Five empirical questions about predictability effects in reading, and what their answers might mean (1/2)

Lundi 15 Juin 2015, 16:00 to 18:00
Invité: 
Adrian Staub (UMass Amherst, invité LabEx)
Organisation: 
LabEx EFL
Lieu: 

Université Paris-Diderot

Adrian Staub (UMass Amherst)
Five empirical questions about predictability effects in reading, and what their answers might mean

In these two lectures I take up five specific empirical questions. Integrating my own work and others’, I address the following: (a) Is cloze probability the best, or the only, useful measure of predictability?  (b) What is the form of the relationship between predictability and reading time? (c) What are the effects of predictability manipulations on distributions of reading times? (d) Does the effect of predictability interact with the effect of word frequency? (e) How is the effect of predictability modulated by manipulations of parafoveal preview?
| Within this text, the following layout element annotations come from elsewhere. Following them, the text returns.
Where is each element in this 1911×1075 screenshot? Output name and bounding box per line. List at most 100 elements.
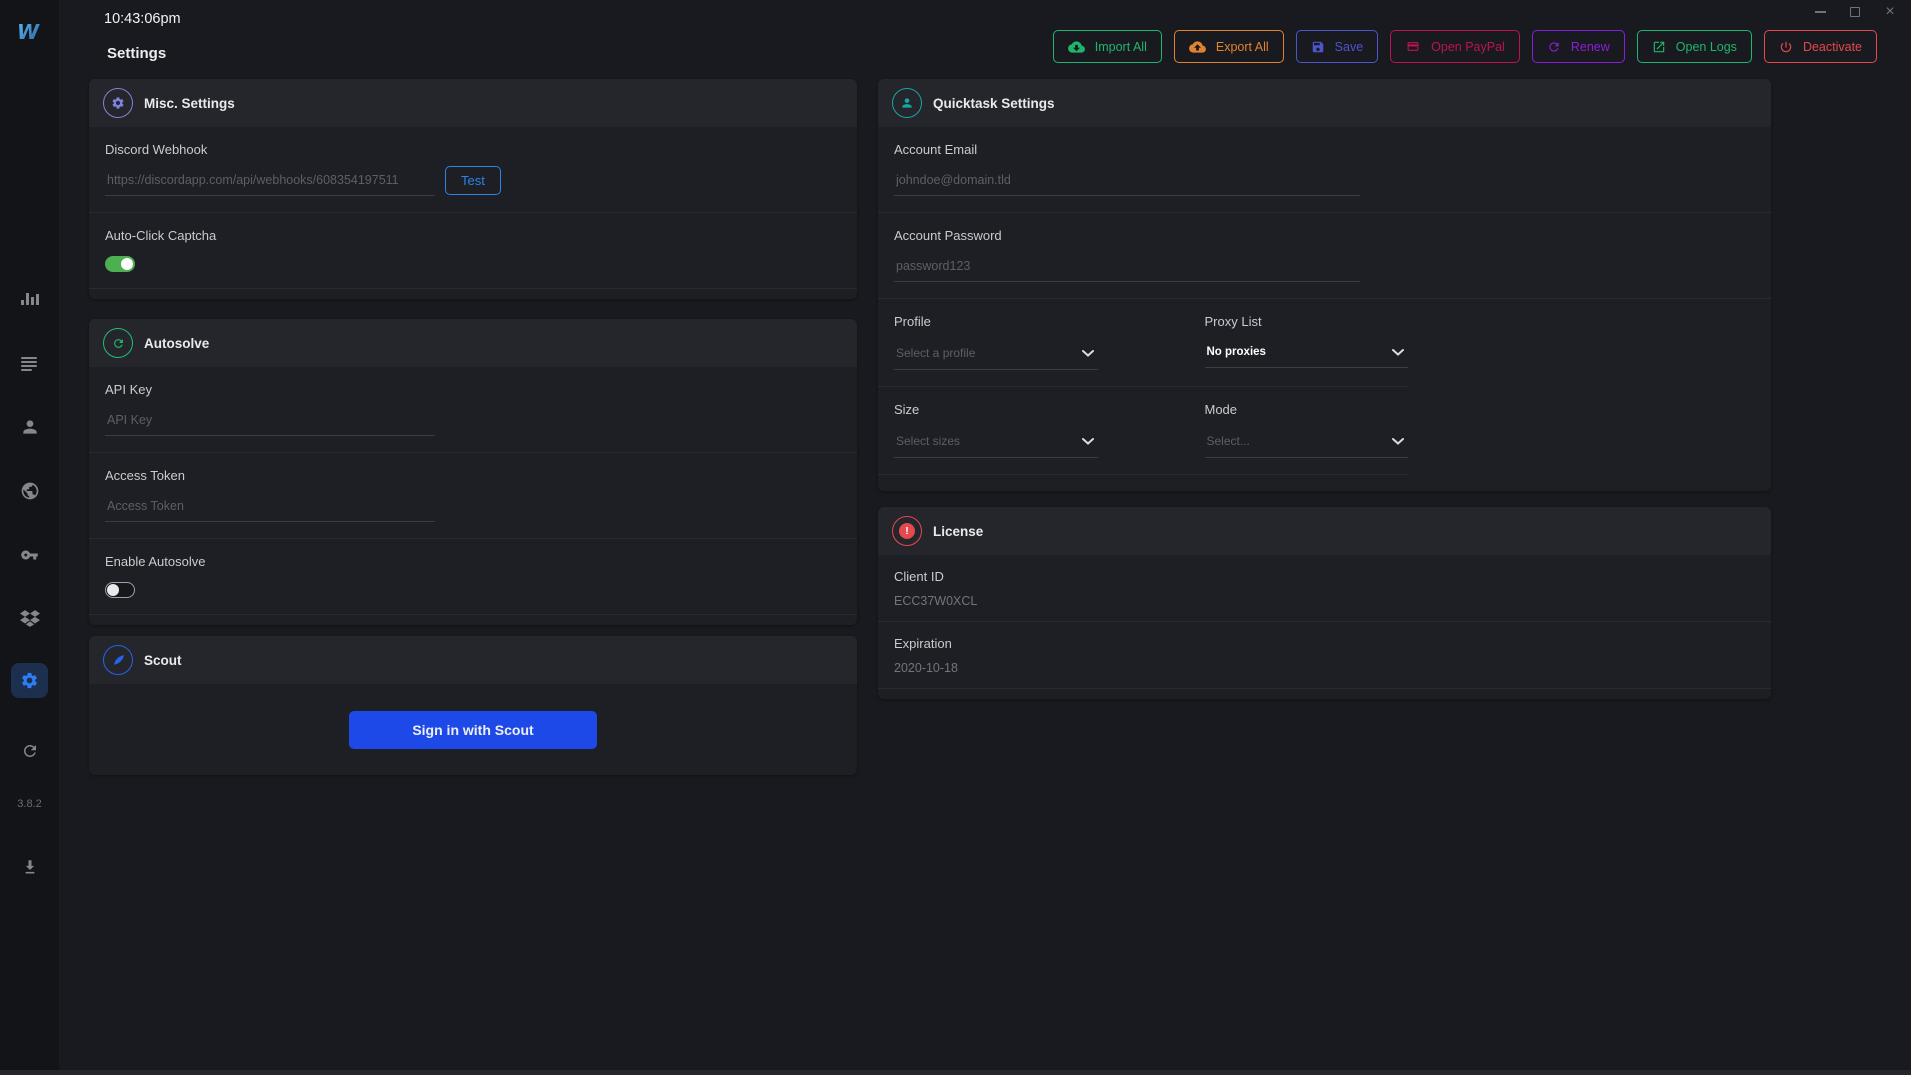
expiration-value: 2020-10-18 [894,661,1755,675]
api-key-input[interactable] [105,410,435,436]
right-column: Quicktask Settings Account Email Account… [878,79,1771,699]
button-label: Export All [1216,40,1269,54]
chevron-down-icon [1392,349,1404,356]
sign-in-with-scout-button[interactable]: Sign in with Scout [349,711,597,749]
sidebar-item-download[interactable] [0,853,59,881]
toggle-knob [121,258,133,270]
card-title: Quicktask Settings [933,96,1055,111]
license-header: ! License [878,507,1771,555]
card-title: License [933,524,983,539]
logo-w-icon: W [15,18,45,46]
expiration-row: Expiration 2020-10-18 [878,622,1771,688]
scout-header: Scout [89,636,857,684]
sidebar-item-accounts[interactable] [0,541,59,569]
card-title: Scout [144,653,182,668]
size-field: Size Select sizes [894,402,1098,458]
button-label: Open Logs [1676,40,1737,54]
autosolve-header: Autosolve [89,319,857,367]
account-password-input[interactable] [894,256,1360,282]
chart-bars-icon [20,290,40,306]
enable-autosolve-row: Enable Autosolve [89,539,857,614]
profile-select[interactable]: Select a profile [894,342,1098,370]
access-token-input[interactable] [105,496,435,522]
select-value: Select sizes [896,434,960,448]
credit-card-icon [1405,40,1421,53]
profile-field: Profile Select a profile [894,314,1098,370]
account-email-input[interactable] [894,170,1360,196]
field-label: Profile [894,314,1098,329]
renew-button[interactable]: Renew [1532,30,1625,63]
mode-select[interactable]: Select... [1205,430,1409,458]
save-icon [1311,40,1325,54]
close-icon[interactable]: × [1883,4,1897,20]
app-version: 3.8.2 [0,798,59,810]
discord-webhook-row: Discord Webhook Test [89,127,857,212]
cloud-download-icon [1068,40,1085,54]
download-icon [21,858,39,876]
quicktask-selects: Profile Select a profile Proxy List No p… [878,299,1408,475]
key-icon [19,546,40,564]
field-label: Auto-Click Captcha [105,228,841,243]
save-button[interactable]: Save [1296,30,1379,63]
sidebar-item-settings[interactable] [11,663,48,698]
refresh-icon [21,742,39,760]
account-email-row: Account Email [878,127,1771,212]
minimize-icon[interactable] [1813,4,1827,20]
toggle-knob [107,584,119,596]
client-id-value: ECC37W0XCL [894,594,1755,608]
misc-settings-header: Misc. Settings [89,79,857,127]
button-label: Open PayPal [1431,40,1505,54]
field-label: Size [894,402,1098,417]
import-all-button[interactable]: Import All [1053,30,1162,63]
cloud-upload-icon [1189,40,1206,54]
person-icon [892,88,922,118]
button-label: Import All [1095,40,1147,54]
power-icon [1779,40,1793,54]
field-label: Mode [1205,402,1409,417]
auto-click-captcha-row: Auto-Click Captcha [89,213,857,288]
deactivate-button[interactable]: Deactivate [1764,30,1877,63]
select-value: No proxies [1207,346,1266,358]
sidebar-item-restart[interactable] [0,737,59,765]
sidebar-item-analytics[interactable] [0,284,59,312]
select-value: Select a profile [896,346,975,360]
open-logs-button[interactable]: Open Logs [1637,30,1752,63]
api-key-row: API Key [89,367,857,452]
sidebar-item-tasks[interactable] [0,350,59,378]
refresh-icon [103,328,133,358]
field-label: Access Token [105,468,841,483]
alert-icon: ! [892,516,922,546]
card-title: Autosolve [144,336,209,351]
person-icon [20,417,40,437]
sidebar-item-dropbox[interactable] [0,604,59,632]
button-label: Save [1335,40,1364,54]
quicktask-header: Quicktask Settings [878,79,1771,127]
field-label: API Key [105,382,841,397]
enable-autosolve-toggle[interactable] [105,582,135,598]
field-label: Expiration [894,636,1755,651]
discord-webhook-input[interactable] [105,170,435,196]
toolbar: Import All Export All Save Open PayPal R… [1053,30,1877,63]
globe-icon [20,481,40,501]
export-all-button[interactable]: Export All [1174,30,1284,63]
sidebar-item-profiles[interactable] [0,413,59,441]
proxy-list-select[interactable]: No proxies [1205,342,1409,368]
open-paypal-button[interactable]: Open PayPal [1390,30,1520,63]
scout-body: Sign in with Scout [89,684,857,775]
account-password-row: Account Password [878,213,1771,298]
external-link-icon [1652,40,1666,54]
left-column: Misc. Settings Discord Webhook Test Auto… [89,79,857,775]
access-token-row: Access Token [89,453,857,538]
gear-icon [20,671,39,690]
proxy-list-field: Proxy List No proxies [1205,314,1409,370]
maximize-icon[interactable] [1848,4,1862,20]
chevron-down-icon [1392,438,1404,445]
sidebar-item-proxies[interactable] [0,477,59,505]
license-card: ! License Client ID ECC37W0XCL Expiratio… [878,507,1771,699]
auto-click-captcha-toggle[interactable] [105,256,135,272]
window-controls: × [1813,4,1897,20]
gear-icon [103,88,133,118]
test-webhook-button[interactable]: Test [445,166,501,195]
size-select[interactable]: Select sizes [894,430,1098,458]
window-bottom-edge [0,1070,1911,1075]
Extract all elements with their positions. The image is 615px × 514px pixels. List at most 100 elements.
I will argue that taken together, the answers to these questions suggest two important theoretical conclusions.  First, while language comprehension does involve forward-looking, anticipatory processes, these are best understood as reflecting diffuse pre-activation of multiple lexical representations, rather than discrete prediction of specific words; and second, most if not all of the effect of predictability operates at the very earliest stages of lexical processing, or even at pre-lexical stages.